Question: One of the most popular suggestions I’ve heard for stimulating the economy is the federal government should give every household one or two million dollars. Would that work or would it create hyperinflation?
Paul Solman: Let’s not be profligate here, so stick to a measly $1 million per household. There are something like 110 million households in the United States. That’s $110 trillion dollars right there, before my wife and I set up independent “households” so we can get $1 million each.
Right now, with its projected budget deficit of about $1 trillion for 2009, the United States already seems to be spooking the investors of the world, who have united in demanding higher interest rates on U.S. debt. The Treasury now has to pay almost 4 percent to borrow money for 10 years (via 10-year bonds) and about 5.5 percent for 30, driving up the cost of mortgages, for example, which threatens to wither the green shoots of recovery. That’s why Obama is talking about “pay-as-you-go” budgeting: It’s a way to assuage America’s creditors.
So, now we distribute $110 trillion dollars to Americans, increasing the deficit a hundred-fold (or, if you prefer, by 11,000 percent). What might happen to interest rates THEN?
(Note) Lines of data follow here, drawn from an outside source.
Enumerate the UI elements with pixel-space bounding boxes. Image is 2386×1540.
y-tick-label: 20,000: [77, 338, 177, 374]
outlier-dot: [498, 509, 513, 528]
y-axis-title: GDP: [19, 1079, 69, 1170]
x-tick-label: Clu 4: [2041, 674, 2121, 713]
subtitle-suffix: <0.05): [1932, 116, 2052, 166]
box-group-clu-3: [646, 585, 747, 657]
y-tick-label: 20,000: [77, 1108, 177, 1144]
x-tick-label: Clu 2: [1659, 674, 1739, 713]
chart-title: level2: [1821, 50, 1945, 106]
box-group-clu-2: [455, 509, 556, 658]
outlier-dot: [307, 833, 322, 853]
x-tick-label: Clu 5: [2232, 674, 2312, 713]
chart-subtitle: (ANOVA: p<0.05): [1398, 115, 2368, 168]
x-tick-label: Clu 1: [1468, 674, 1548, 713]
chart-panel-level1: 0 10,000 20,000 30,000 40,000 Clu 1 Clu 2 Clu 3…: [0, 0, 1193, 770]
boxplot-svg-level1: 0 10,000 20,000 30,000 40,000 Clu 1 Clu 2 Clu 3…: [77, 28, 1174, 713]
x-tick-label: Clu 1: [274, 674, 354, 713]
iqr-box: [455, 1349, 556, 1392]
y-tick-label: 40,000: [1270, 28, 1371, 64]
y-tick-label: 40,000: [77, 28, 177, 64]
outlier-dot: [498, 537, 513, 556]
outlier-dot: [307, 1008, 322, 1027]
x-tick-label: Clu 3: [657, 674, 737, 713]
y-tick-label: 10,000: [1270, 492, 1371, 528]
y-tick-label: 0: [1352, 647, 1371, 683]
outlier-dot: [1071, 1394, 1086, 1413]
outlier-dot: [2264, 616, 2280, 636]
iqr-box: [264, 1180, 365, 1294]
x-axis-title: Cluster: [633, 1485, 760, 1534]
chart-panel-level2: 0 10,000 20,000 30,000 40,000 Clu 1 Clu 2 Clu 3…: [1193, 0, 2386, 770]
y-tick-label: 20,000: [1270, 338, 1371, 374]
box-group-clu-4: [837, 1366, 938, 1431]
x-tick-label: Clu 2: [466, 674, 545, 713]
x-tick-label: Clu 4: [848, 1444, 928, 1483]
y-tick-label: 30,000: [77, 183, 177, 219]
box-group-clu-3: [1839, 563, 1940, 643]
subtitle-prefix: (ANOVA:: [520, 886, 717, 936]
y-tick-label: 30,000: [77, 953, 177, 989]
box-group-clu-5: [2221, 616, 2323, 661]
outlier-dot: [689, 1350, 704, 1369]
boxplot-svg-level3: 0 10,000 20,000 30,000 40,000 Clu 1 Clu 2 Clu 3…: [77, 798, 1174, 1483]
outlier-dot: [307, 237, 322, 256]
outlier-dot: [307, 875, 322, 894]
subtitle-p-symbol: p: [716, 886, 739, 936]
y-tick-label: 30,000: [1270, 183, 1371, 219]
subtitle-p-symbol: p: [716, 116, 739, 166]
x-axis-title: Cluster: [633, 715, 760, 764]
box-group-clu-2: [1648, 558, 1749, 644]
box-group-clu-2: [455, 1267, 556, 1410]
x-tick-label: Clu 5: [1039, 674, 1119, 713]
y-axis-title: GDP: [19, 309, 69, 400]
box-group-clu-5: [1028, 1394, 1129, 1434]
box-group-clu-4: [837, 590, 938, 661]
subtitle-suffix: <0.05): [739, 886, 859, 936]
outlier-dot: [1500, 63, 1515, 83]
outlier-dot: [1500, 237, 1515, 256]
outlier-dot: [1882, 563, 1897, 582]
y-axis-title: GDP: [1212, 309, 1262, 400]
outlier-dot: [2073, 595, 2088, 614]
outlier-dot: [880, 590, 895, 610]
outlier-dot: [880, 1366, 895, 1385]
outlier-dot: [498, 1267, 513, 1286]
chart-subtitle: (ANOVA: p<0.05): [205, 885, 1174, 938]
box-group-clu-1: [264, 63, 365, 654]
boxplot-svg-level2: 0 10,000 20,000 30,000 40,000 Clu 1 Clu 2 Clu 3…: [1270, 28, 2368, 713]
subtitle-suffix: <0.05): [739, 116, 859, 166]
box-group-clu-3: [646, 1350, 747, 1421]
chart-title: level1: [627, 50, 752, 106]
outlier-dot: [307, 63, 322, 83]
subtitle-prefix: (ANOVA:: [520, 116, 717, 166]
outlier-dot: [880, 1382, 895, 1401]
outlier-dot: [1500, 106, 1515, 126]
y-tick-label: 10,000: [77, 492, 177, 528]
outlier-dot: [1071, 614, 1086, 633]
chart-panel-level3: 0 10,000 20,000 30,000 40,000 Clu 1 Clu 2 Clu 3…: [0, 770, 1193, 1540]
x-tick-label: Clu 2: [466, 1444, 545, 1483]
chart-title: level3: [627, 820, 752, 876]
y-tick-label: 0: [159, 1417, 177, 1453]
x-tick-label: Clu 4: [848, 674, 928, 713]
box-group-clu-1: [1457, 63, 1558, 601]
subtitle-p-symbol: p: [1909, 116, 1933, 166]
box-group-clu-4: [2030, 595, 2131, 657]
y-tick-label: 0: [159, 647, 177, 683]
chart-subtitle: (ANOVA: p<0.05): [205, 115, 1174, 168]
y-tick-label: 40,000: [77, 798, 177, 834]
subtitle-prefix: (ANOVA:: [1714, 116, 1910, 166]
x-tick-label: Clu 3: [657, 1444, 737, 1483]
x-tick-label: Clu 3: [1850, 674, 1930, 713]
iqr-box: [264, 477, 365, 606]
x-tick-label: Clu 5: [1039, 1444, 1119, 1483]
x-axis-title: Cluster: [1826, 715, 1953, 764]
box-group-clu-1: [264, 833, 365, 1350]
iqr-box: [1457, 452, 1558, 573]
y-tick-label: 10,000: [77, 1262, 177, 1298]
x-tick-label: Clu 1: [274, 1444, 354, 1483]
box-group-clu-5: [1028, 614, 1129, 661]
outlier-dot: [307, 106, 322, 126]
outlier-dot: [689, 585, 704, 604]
You’re right, of course. The reason is the fear of hyperinflation. I won’t lend you a hundred dollars today, to be paid back 10 years from now, at an annual rate of 4 percent if I think the U.S. dollar is going to lose more than 4 percent of its purchasing power every year. Right now, the total U.S. debt is around $10 trillion. There’s another $1 trillion or so in currency. How secure would YOU feel about the purchasing power of the dollar if the total suddenly multiplied by 10?